Un grand changement se prépare. Maître J. m’a annoncé que j’allais rencontrer quelqu’un. C’est un membre de sa confrérie, enfin son cercle bizarre dont je t’ai déjà parlé. Peut-être est-ce lui ? Qui sait ? Il m’a donné des consignes très précises sur la manière dont je dois me présenter. Une jupe noire, un chemisier blanc, les cheveux rassemblés en chignon. Et bien sûr le collier. Tu ne peux pas imaginer à quel point je suis excitée !

————————————————–
De : Auréline
A : Janus
Objet : Nouvelle rencontre

Maître,
Je me suis appliquée à bien me maquiller en prévision du rendez-vous que vous avez organisé pour moi.
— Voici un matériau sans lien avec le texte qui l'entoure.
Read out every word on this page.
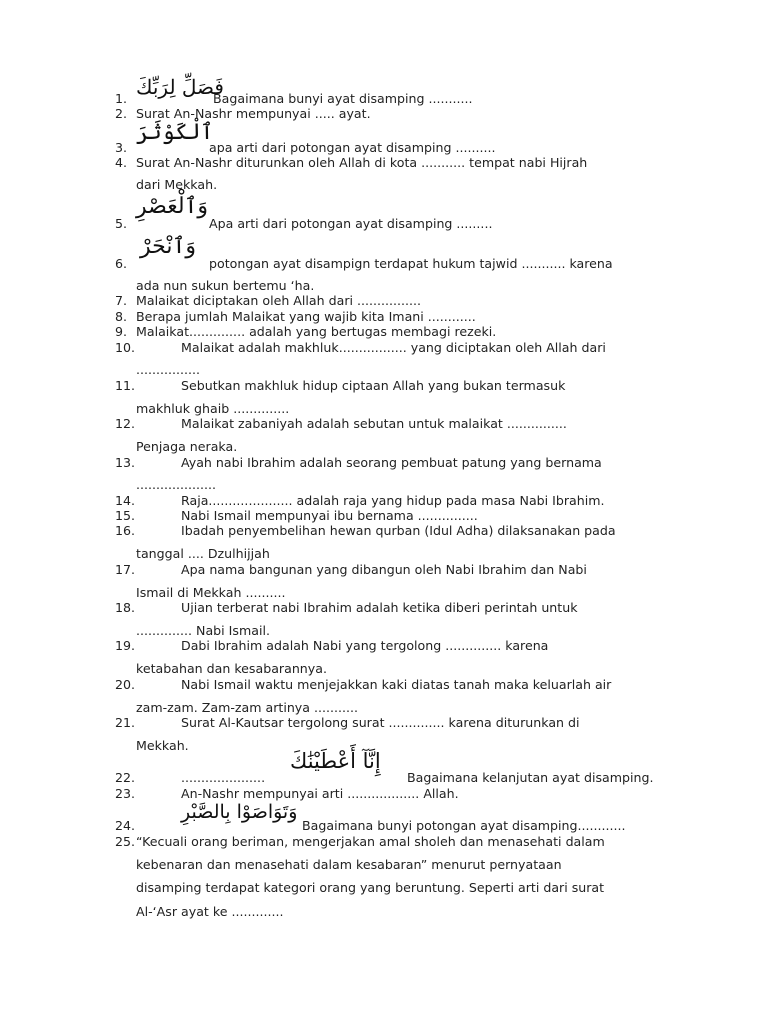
1. فَصَلِّ لِرَبِّكَ
Bagaimana bunyi ayat disamping ...........
2. Surat An-Nashr mempunyai ..... ayat.
3.
ٱلْكَوْثَرَ
apa arti dari potongan ayat disamping ..........
4. Surat An-Nashr diturunkan oleh Allah di kota ........... tempat nabi Hijrah
dari Mekkah.
5.
وَٱلْعَصْرِ
Apa arti dari potongan ayat disamping .........
6.
وَٱنْحَرْ
potongan ayat disampign terdapat hukum tajwid ........... karena
ada nun sukun bertemu ‘ha.
7. Malaikat diciptakan oleh Allah dari ................
8. Berapa jumlah Malaikat yang wajib kita Imani ............
9. Malaikat.............. adalah yang bertugas membagi rezeki.
10.	Malaikat adalah makhluk................. yang diciptakan oleh Allah dari
................
11.	Sebutkan makhluk hidup ciptaan Allah yang bukan termasuk
makhluk ghaib ..............
12.	Malaikat zabaniyah adalah sebutan untuk malaikat ...............
Penjaga neraka.
13.	Ayah nabi Ibrahim adalah seorang pembuat patung yang bernama
....................
14.	Raja..................... adalah raja yang hidup pada masa Nabi Ibrahim.
15.	Nabi Ismail mempunyai ibu bernama ...............
16.	Ibadah penyembelihan hewan qurban (Idul Adha) dilaksanakan pada
tanggal .... Dzulhijjah
17.	Apa nama bangunan yang dibangun oleh Nabi Ibrahim dan Nabi
Ismail di Mekkah ..........
18.	Ujian terberat nabi Ibrahim adalah ketika diberi perintah untuk
.............. Nabi Ismail.
19.	Dabi Ibrahim adalah Nabi yang tergolong .............. karena
ketabahan dan kesabarannya.
20.	Nabi Ismail waktu menjejakkan kaki diatas tanah maka keluarlah air
zam-zam. Zam-zam artinya ...........
21.	Surat Al-Kautsar tergolong surat .............. karena diturunkan di
Mekkah.
22.	.....................
إِنَّآ أَعْطَيْنَٰكَ
Bagaimana kelanjutan ayat disamping.
23.	An-Nashr mempunyai arti .................. Allah.
24.
وَتَوَاصَوْا بِالصَّبْرِ
Bagaimana bunyi potongan ayat disamping............
25. “Kecuali orang beriman, mengerjakan amal sholeh dan menasehati dalam
kebenaran dan menasehati dalam kesabaran” menurut pernyataan
disamping terdapat kategori orang yang beruntung. Seperti arti dari surat
Al-‘Asr ayat ke .............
Habillée, parfumée, avec le chignon, j’ai la très curieuse impression d’avoir pris cinq ans. Ce soir je crois que je vais aller de surprise en surprise. Pour commencer, un taxi, une grosse Mercedes noire, m’attend en bas de chez moi. Confortablement installée, je regarde les lumières de Paris défiler. Nous arrivons devant un restaurant thaïlandais. Je donne mon nom à l’accueil. Une serveuse en tenue traditionnelle, une belle robe bleue couverte de motifs dorés, m’entraine jusqu’à la table de votre ami. Ce monsieur est très bien habillé, un costume fait sur mesure et sa prestance m’impressionne en premier. J’imagine qu’il occupe de hautes fonctions dans une entreprise. Je ne remarque qu’ensuite son âge. Il a la cinquantaine bien dépassée, des cheveux blancs encore abondants. Son sourire charmeur dessine de nombreuses rides autour de ses yeux. Cet homme pourrait être mon père et pourtant je le trouve séduisant. Il se comporte de manière très courtoise avec moi. Nous nous présentons. Pour l’instant je continuerai à l’appeler Monsieur. Il me demande si je suis satisfaite du trajet et du choix du restaurant. Je lui réponds que tout est parfait et regarde ensuite la carte. Les prix sont absolument ahurissants ! Je ne pensais pas que l’on pouvait dépenser autant d’argent juste pour de la nourriture. Un serveur en veste blanche vient prendre la commande. Monsieur demande deux coupes de champagne. En entrée je prends une salade dans sa coque d’ananas. Très jolie présentation, met délicieux et un peu épicé. En plat principal du poulet à la citronnelle et au lait de coco. Nous buvons encore du vin, la tête me tourne, je n’ai pas l’habitude. Monsieur m’interroge sur ma vie d’étudiante, je m’épanche comme une pie bavarde mais il reste aimable et à l’écoute. Après une glace en dessert, il me propose une petite promenade en voiture. J’accepte aussitôt.